October 24, 2010 16:13


How did it happen that our country became a land where Christian children are forbidden to use the word, “God”, in the public schools; public school students are forbidden to say prayers at football games; and religious speech is banned from the public square?

By Publius Huldah at Canada Free Press

EXCERPTS:

We must begin by learning what our Constitution says – and doesn’t say – about “religion” and “speech”. The three branches of federal government:

3. Furthermore, the First Amendment to the Constitution says:

Congress shall make no law respecting an establishment of religion, or prohibiting the free exercise thereof; or abridging the freedom of speech…

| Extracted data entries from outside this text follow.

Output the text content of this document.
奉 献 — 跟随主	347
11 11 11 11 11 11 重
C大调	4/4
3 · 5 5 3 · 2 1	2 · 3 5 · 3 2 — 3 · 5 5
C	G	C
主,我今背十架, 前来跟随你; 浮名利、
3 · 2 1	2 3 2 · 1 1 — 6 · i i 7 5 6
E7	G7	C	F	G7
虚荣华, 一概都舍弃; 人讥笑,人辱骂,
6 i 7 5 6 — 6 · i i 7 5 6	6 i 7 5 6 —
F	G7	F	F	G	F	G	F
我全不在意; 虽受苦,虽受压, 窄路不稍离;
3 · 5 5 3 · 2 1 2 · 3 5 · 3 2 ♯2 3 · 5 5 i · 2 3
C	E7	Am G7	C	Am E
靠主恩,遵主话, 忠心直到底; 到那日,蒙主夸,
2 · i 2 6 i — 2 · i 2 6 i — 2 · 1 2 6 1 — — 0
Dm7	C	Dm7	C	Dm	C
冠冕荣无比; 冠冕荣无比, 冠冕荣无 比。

8. As the Spirit of Toleration grew in England and colonial America, criminal penalties for dissenting from the tax-supported established religions were abolished. By 1776, the essential characteristic of “established religions”, as opposed to “tolerated religions”, was that the former were supported by tax money (or tithes assessed & collected by law); whereas the latter were supported by voluntary contributions alone.

11. So! The First Amendment (1) prohibits Congress from establishing a national denominational religion, (2) prohibits Congress from interfering in the States’ establishments of the religions of their choice, or dis-establishments thereof, and (3) prohibits Congress from abridging the Peoples’ freedom of speech.  Everyone understood that no one in the federal government had any authority to cancel, abridge, restrain or modify rights of any denomination or the States’ essential rights of liberty of conscience.

14. Now let us see how judges on the supreme Court re-defined “establishment of religion” in order to ban prayer in public schools.  Engel v. Vitale (1962), is the case where six men outlawed prayer in the public schools.  A public school board in New York had directed that the following prayer be said at school:

Almighty God, we acknowledge our dependence upon Thee, and we beg Thy blessings upon us, our parents, our teachers and our Country.

Any student was free to remain seated or leave the room, without any comments by the teacher one way or the other.

But six men on the supreme Court said this short, non-denominational and voluntary prayer constituted an “establishment of religion” in violation of the First Amendment!